How AI-enhanced identity matching is solving patient ID woes in healthcare systems
Accurately matching patient records across different systems is an eternal challenge in healthcare data management. When a patient named “Elizabeth Smith” arrives at the hospital, is she the same person as “Beth Smith” who visited last year and lives in the same town but has a different phone number? What about the “Liz Smith” from two years ago with the same address but a slightly different birthdate?
Patient-by-patient, matching records is simple, if tedious. But determining which records belong to which patients at scale is a remarkably complex project, with profound implications for patient care, administrative efficiency, and healthcare costs.
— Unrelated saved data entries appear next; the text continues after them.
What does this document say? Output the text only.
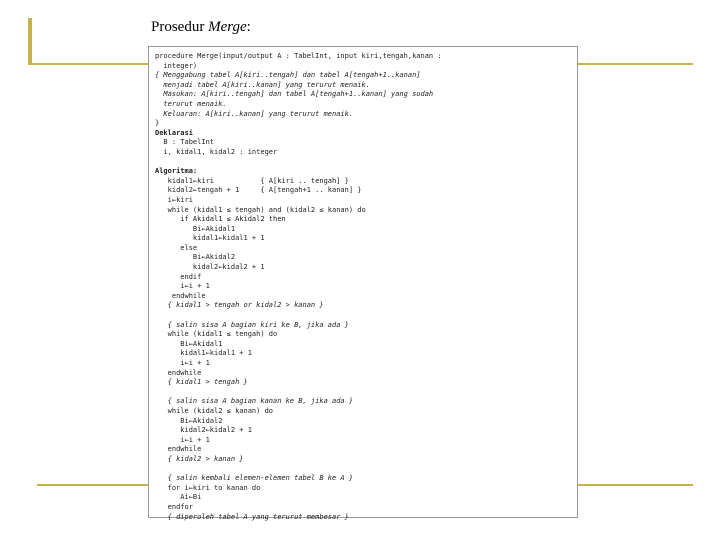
Prosedur Merge:
procedure Merge(input/output A : TabelInt, input kiri,tengah,kanan :
integer)
{ Menggabung tabel A[kiri..tengah] dan tabel A[tengah+1..kanan]
menjadi tabel A[kiri..kanan] yang terurut menaik.
Masukan: A[kiri..tengah] dan tabel A[tengah+1..kanan] yang sudah
terurut menaik.
Keluaran: A[kiri..kanan] yang terurut menaik.
}
Deklarasi
B : TabelInt
i, kidal1, kidal2 : integer
Algoritma:
kidal1←kiri           { A[kiri .. tengah] }
kidal2←tengah + 1     { A[tengah+1 .. kanan] }
i←kiri
while (kidal1 ≤ tengah) and (kidal2 ≤ kanan) do
if Akidal1 ≤ Akidal2 then
Bi←Akidal1
kidal1←kidal1 + 1
else
Bi←Akidal2
kidal2←kidal2 + 1
endif
i←i + 1
endwhile
{ kidal1 > tengah or kidal2 > kanan }
{ salin sisa A bagian kiri ke B, jika ada }
while (kidal1 ≤ tengah) do
Bi←Akidal1
kidal1←kidal1 + 1
i←i + 1
endwhile
{ kidal1 > tengah }
{ salin sisa A bagian kanan ke B, jika ada }
while (kidal2 ≤ kanan) do
Bi←Akidal2
kidal2←kidal2 + 1
i←i + 1
endwhile
{ kidal2 > kanan }
{ salin kembali elemen-elemen tabel B ke A }
for i←kiri to kanan do
Ai←Bi
endfor
{ diperoleh tabel A yang terurut membesar }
Patient misidentification costs the average hospital $1.5 million annually, with the U.S. healthcare system losing over $6 billion from denied claims related to inaccurate patient identification, per research from Black Book.
“[Patient matching] sounds like an easy problem to solve, but it turns out to be ridiculously difficult,” said Drew Ivan, Chief Architect at Rhapsody, during his session Bringing the Right AI to the Job at ViVE 2025. “If you get two records and they have the same name, address, and birth date, it’s probably the same person. But if they have the same name and address and a different birth date, is it the same person or not? It could be a son with the same name as his father, or it could be a mis-entered birthdate.”
EMPI systems, pesky gray areas, and scaling challenges
At the heart of patient identification is the Enterprise Master Person Index (EMPI), which serves as the authoritative repository for patient identities across an organization. When functioning correctly, an EMPI maintains a single, comprehensive view of each patient despite data existing in multiple systems. Healthcare organizations typically match patients by comparing demographic information like names, birth dates, and addresses across records, assigning weights to different elements and applying probabilistic matching rules.
Traditional EMPIs calculate similarity scores between records, automatically matching those with high scores and creating new patient entries for those with low scores. However, this approach leaves a problematic “gray area” of records with moderate similarity scores that could potentially be matches or non-matches.
As healthcare organizations grow and data volumes increase, the traditional approach faces significant scaling challenges. These potentially duplicate cases enter a queue for manual review by data stewards, trained specialists who investigate and resolve ambiguous matches. This creates a substantial bottleneck, particularly when large volumes of new data enter the system through mergers, acquisitions, or system migrations.
“As you get bigger and bigger populations that you’re trying to manage, you need more and more data stewards,” Ivan explained. “The number of data stewards you need scales as the size of your problem.”
Replicating human judgment with AI
To overcome these limitations, Rhapsody is turning to artificial intelligence (AI), specifically machine learning and neural networks, to enhance the traditional matching process. Rather than replacing existing algorithms, these AI systems augment them by learning from patterns in human decision-making.
Ivan notes that despite adding increasingly sophisticated features like nickname support customized for different regions and countries (i.e., recognizing that “Mike Johnson” and “Michael Johnson” may be the same person in the U.S.), Rhapsody “hit a wall where no amount of algorithmic effort was able to give us another increment of improvement.”
The machine learning approach breaks through this ceiling by learning from actual human decisions rather than relying solely on pre-programmed rules. This allows the system to recognize subtle patterns that would be nearly impossible to codify otherwise. The result is a far more nuanced matching capability that significantly reduces the “gray area” requiring human intervention.
A patient ID solution with a long list of benefits
The AI-supported approach directly improves data quality by reducing both the volume of records requiring human review and the time these potential duplicates spend in queues. This translates to lower risk in the downstream clinical and administrative systems relying on accurate patient identification and increased operational efficiency and patient safety.
By combining the precision of traditional algorithms with the learning capabilities of artificial intelligence, a system like Rhapsody’s can address one of healthcare’s most persistent challenges. As this technology matures and becomes more widely adopted, it promises to improve the integrity of patient data across the healthcare ecosystem, saving billions while directly benefiting patients.